American companies’ $1.2 billion tax bill is up from the $915.7 million they collectively paid in 2021. This is despite a decline in combined revenues from $50 billion in 2021 to $30.5 billion in 2023.

Mark Temnycky, a non-resident fellow at the Atlantic Council think tank’s Eurasia Center, called on Congress to “impose stiffer financial penalties” on U.S. companies that remain in Russia, arguing that they “boost the Russian economy,” enable Moscow to purchase weapons and military equipment and undermine “the impact of international sanctions.”

Despite pressure, leaving Russia is not without its problems. The Russian government charges companies that leave the country a 15 percent exit tax and are forced to sell their assets at a 50 percent discount. The exit tax generated $385 million for the Kremlin between January and March 2024.

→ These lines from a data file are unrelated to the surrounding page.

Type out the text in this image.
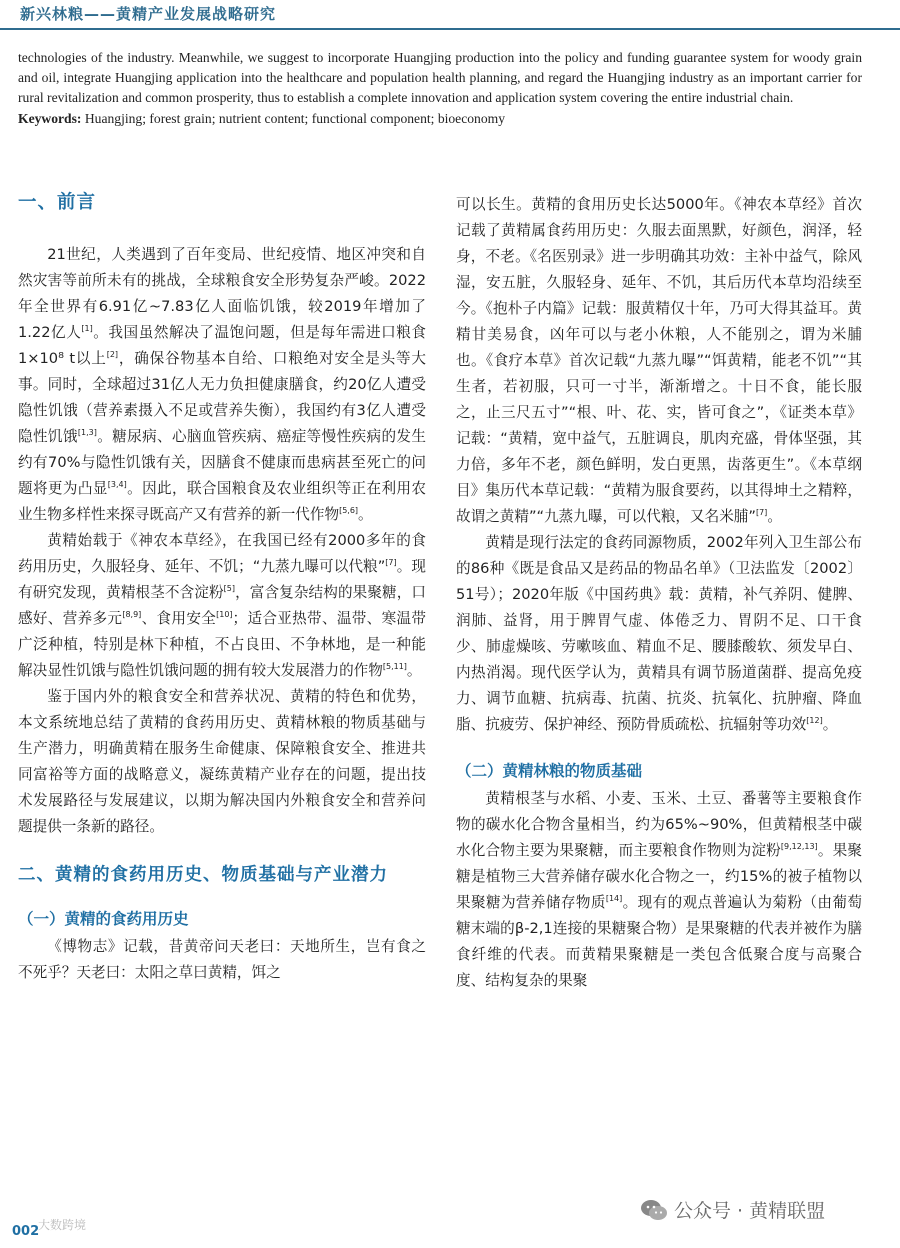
新兴林粮——黄精产业发展战略研究

technologies of the industry. Meanwhile, we suggest to incorporate Huangjing production into the policy and funding guarantee system for woody grain and oil, integrate Huangjing application into the healthcare and population health planning, and regard the Huangjing industry as an important carrier for rural revitalization and common prosperity, thus to establish a complete innovation and application system covering the entire industrial chain.

Keywords: Huangjing; forest grain; nutrient content; functional component; bioeconomy

一、前言

21世纪，人类遇到了百年变局、世纪疫情、地区冲突和自然灾害等前所未有的挑战，全球粮食安全形势复杂严峻。2022年全世界有6.91亿~7.83亿人面临饥饿，较2019年增加了1.22亿人[1]。我国虽然解决了温饱问题，但是每年需进口粮食1×10⁸ t以上[2]，确保谷物基本自给、口粮绝对安全是头等大事。同时，全球超过31亿人无力负担健康膳食，约20亿人遭受隐性饥饿（营养素摄入不足或营养失衡），我国约有3亿人遭受隐性饥饿[1,3]。糖尿病、心脑血管疾病、癌症等慢性疾病的发生约有70%与隐性饥饿有关，因膳食不健康而患病甚至死亡的问题将更为凸显[3,4]。因此，联合国粮食及农业组织等正在利用农业生物多样性来探寻既高产又有营养的新一代作物[5,6]。

黄精始载于《神农本草经》，在我国已经有2000多年的食药用历史，久服轻身、延年、不饥；“九蒸九曝可以代粮”[7]。现有研究发现，黄精根茎不含淀粉[5]，富含复杂结构的果聚糖，口感好、营养多元[8,9]、食用安全[10]；适合亚热带、温带、寒温带广泛种植，特别是林下种植，不占良田、不争林地，是一种能解决显性饥饿与隐性饥饿问题的拥有较大发展潜力的作物[5,11]。

鉴于国内外的粮食安全和营养状况、黄精的特色和优势，本文系统地总结了黄精的食药用历史、黄精林粮的物质基础与生产潜力，明确黄精在服务生命健康、保障粮食安全、推进共同富裕等方面的战略意义，凝练黄精产业存在的问题，提出技术发展路径与发展建议，以期为解决国内外粮食安全和营养问题提供一条新的路径。

二、黄精的食药用历史、物质基础与产业潜力

（一）黄精的食药用历史

《博物志》记载，昔黄帝问天老曰：天地所生，岂有食之不死乎？天老曰：太阳之草曰黄精，饵之

可以长生。黄精的食用历史长达5000年。《神农本草经》首次记载了黄精属食药用历史：久服去面黑默，好颜色，润泽，轻身，不老。《名医别录》进一步明确其功效：主补中益气，除风湿，安五脏，久服轻身、延年、不饥，其后历代本草均沿续至今。《抱朴子内篇》记载：服黄精仅十年，乃可大得其益耳。黄精甘美易食，凶年可以与老小休粮，人不能别之，谓为米脯也。《食疗本草》首次记载“九蒸九曝”“饵黄精，能老不饥”“其生者，若初服，只可一寸半，渐渐增之。十日不食，能长服之，止三尺五寸”“根、叶、花、实，皆可食之”，《证类本草》记载：“黄精，宽中益气，五脏调良，肌肉充盛，骨体坚强，其力倍，多年不老，颜色鲜明，发白更黑，齿落更生”。《本草纲目》集历代本草记载：“黄精为服食要药，以其得坤土之精粹，故谓之黄精”“九蒸九曝，可以代粮，又名米脯”[7]。

黄精是现行法定的食药同源物质，2002年列入卫生部公布的86种《既是食品又是药品的物品名单》（卫法监发〔2002〕51号）；2020年版《中国药典》载：黄精，补气养阴、健脾、润肺、益肾，用于脾胃气虚、体倦乏力、胃阴不足、口干食少、肺虚燥咳、劳嗽咳血、精血不足、腰膝酸软、须发早白、内热消渴。现代医学认为，黄精具有调节肠道菌群、提高免疫力、调节血糖、抗病毒、抗菌、抗炎、抗氧化、抗肿瘤、降血脂、抗疲劳、保护神经、预防骨质疏松、抗辐射等功效[12]。

（二）黄精林粮的物质基础

黄精根茎与水稻、小麦、玉米、土豆、番薯等主要粮食作物的碳水化合物含量相当，约为65%~90%，但黄精根茎中碳水化合物主要为果聚糖，而主要粮食作物则为淀粉[9,12,13]。果聚糖是植物三大营养储存碳水化合物之一，约15%的被子植物以果聚糖为营养储存物质[14]。现有的观点普遍认为菊粉（由葡萄糖末端的β-2,1连接的果糖聚合物）是果聚糖的代表并被作为膳食纤维的代表。而黄精果聚糖是一类包含低聚合度与高聚合度、结构复杂的果聚

002
大数跨境
公众号 · 黄精联盟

A further financial headache for firms who wish to exit the country is coming. In 2025, the corporate profit tax rate will increase from 20 percent to 25 percent, according to the Russian Tax Code.

Dani Belo, an assistant professor who teaches international relations at Webster University in Missouri, argued that U.S. businesses’ relationship with Russia was “normal.”

“This dual reality of fighting with an adversary but also doing business with them is a normal characteristic of international relations,” he told Newsweek. “Considering how interconnected our world has become, ultimately this trade in the midst of conflict is not a phenomenon which should surprise us.”